An honorary professor of the Indian Institute of Engineering Science and Technology, Shibpur from 2010-2018, Barua was an elected fellow of the Indian Academy of Sciences, Bangalore and the West Bengal Academy of Science and Technology. He had held the chair of the Research and Development committee of the Ministry of New and Renewable Energy under the Jawaharlal Nehru National Solar Mission on solar photovoltaics. He had been a member of the Task Force on Solar Research Initiatives set up by the Department of Science and Technology. He had served the Asia Pacific Academy of Materials as its member, the Sixth International Photovoltaic Science and Engineering Conference as its chairman, the Indian Physical Society as its president and Birla Industrial and Technological Museum as the chairman of its governing council. He was also associated with Hhv Center For Advanced Photovoltaic Technologies as an additional director.
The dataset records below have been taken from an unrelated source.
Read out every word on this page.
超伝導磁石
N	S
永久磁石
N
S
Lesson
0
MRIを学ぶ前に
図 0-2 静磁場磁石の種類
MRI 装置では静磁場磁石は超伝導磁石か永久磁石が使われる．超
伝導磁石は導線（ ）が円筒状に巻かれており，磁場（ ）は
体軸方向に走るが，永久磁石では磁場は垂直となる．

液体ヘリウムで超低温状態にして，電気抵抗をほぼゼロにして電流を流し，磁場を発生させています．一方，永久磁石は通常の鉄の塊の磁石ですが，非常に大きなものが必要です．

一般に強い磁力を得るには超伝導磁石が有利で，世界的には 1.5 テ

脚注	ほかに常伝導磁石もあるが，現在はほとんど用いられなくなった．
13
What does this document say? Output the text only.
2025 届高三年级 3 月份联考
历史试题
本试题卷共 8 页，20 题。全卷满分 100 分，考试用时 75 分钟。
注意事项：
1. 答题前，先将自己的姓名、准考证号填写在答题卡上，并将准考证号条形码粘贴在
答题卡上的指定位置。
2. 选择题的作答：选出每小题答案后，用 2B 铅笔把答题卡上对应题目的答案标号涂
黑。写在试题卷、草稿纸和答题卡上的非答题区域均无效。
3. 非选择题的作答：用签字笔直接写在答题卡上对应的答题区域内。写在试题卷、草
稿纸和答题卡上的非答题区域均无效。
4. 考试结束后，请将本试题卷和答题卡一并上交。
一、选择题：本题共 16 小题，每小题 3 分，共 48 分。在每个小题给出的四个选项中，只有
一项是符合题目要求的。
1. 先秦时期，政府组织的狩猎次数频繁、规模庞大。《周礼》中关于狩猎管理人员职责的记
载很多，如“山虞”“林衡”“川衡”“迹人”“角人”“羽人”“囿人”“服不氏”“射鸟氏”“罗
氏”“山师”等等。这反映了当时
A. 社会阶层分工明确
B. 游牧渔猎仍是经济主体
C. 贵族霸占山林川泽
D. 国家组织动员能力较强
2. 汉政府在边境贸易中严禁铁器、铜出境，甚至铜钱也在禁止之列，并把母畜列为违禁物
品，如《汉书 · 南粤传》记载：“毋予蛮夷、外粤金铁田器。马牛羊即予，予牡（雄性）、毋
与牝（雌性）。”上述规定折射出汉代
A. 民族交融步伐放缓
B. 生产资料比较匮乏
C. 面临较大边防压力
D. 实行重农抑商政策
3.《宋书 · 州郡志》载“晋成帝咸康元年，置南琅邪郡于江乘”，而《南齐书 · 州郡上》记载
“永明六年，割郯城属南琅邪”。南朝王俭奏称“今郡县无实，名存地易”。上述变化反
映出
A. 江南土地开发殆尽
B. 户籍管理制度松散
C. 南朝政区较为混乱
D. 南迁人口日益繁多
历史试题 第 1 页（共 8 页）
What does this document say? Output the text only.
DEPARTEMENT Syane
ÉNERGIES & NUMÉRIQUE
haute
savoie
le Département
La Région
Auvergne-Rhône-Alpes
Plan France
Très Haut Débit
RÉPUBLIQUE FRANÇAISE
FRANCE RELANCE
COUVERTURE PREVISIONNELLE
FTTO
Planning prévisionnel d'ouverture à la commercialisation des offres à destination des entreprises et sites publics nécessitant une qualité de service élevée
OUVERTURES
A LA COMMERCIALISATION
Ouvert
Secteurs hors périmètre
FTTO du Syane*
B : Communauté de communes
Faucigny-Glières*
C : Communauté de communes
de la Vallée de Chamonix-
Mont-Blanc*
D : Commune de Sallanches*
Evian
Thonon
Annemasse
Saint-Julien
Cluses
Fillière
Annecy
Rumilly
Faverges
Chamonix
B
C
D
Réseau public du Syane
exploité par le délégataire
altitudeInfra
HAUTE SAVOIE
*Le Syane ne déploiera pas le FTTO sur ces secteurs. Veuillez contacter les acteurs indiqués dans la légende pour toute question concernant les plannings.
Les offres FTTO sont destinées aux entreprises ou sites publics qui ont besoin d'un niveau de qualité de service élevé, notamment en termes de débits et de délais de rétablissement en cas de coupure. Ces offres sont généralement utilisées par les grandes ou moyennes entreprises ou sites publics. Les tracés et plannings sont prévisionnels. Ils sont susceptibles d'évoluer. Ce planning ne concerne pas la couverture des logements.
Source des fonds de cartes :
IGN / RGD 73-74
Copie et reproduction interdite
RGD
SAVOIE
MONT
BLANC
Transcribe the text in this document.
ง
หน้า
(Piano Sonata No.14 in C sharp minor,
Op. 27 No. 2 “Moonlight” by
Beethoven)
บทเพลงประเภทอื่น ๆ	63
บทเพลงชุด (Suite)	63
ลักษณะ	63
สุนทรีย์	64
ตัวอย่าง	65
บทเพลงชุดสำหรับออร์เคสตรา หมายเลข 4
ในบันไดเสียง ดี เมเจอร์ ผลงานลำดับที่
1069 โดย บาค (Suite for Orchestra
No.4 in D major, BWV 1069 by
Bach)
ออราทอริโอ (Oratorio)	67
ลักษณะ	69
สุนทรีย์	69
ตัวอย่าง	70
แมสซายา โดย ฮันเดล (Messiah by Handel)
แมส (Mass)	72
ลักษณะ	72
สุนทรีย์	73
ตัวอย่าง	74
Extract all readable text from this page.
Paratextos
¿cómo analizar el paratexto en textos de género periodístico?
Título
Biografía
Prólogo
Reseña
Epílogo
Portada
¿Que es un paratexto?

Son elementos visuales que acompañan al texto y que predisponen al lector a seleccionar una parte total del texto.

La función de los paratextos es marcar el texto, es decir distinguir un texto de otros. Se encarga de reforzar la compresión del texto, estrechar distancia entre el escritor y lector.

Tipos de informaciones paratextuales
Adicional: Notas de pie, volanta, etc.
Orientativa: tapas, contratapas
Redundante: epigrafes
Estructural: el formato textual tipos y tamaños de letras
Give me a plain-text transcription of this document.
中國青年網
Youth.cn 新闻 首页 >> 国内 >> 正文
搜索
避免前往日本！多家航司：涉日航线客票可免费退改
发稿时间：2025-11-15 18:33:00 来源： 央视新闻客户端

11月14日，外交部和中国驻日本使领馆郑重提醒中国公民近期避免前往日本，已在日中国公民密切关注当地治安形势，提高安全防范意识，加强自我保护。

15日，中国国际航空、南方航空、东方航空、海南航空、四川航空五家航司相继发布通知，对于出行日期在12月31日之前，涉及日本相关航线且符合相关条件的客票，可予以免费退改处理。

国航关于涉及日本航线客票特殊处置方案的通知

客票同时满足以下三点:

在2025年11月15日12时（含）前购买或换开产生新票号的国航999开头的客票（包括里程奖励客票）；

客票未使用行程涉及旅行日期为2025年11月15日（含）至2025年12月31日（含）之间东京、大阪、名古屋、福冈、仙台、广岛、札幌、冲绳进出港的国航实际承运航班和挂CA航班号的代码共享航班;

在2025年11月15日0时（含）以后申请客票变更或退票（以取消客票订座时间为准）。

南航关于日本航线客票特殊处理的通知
Barua received the Distinguished Materials Scientist of the Year Award in 2002 from the Materials Research Society of India. The Government of India honoured him in 2003 with the civilian award of Padma Shri. He was also a recipient of the Photovoltaic Science and Engineering Conference Award from the Solar Energy Society of India and ICSC-Materials Science prize of the Materials Research Society of India.

Barua died from COVID-19 in Kolkata on 30 May 2021, at the age of 84.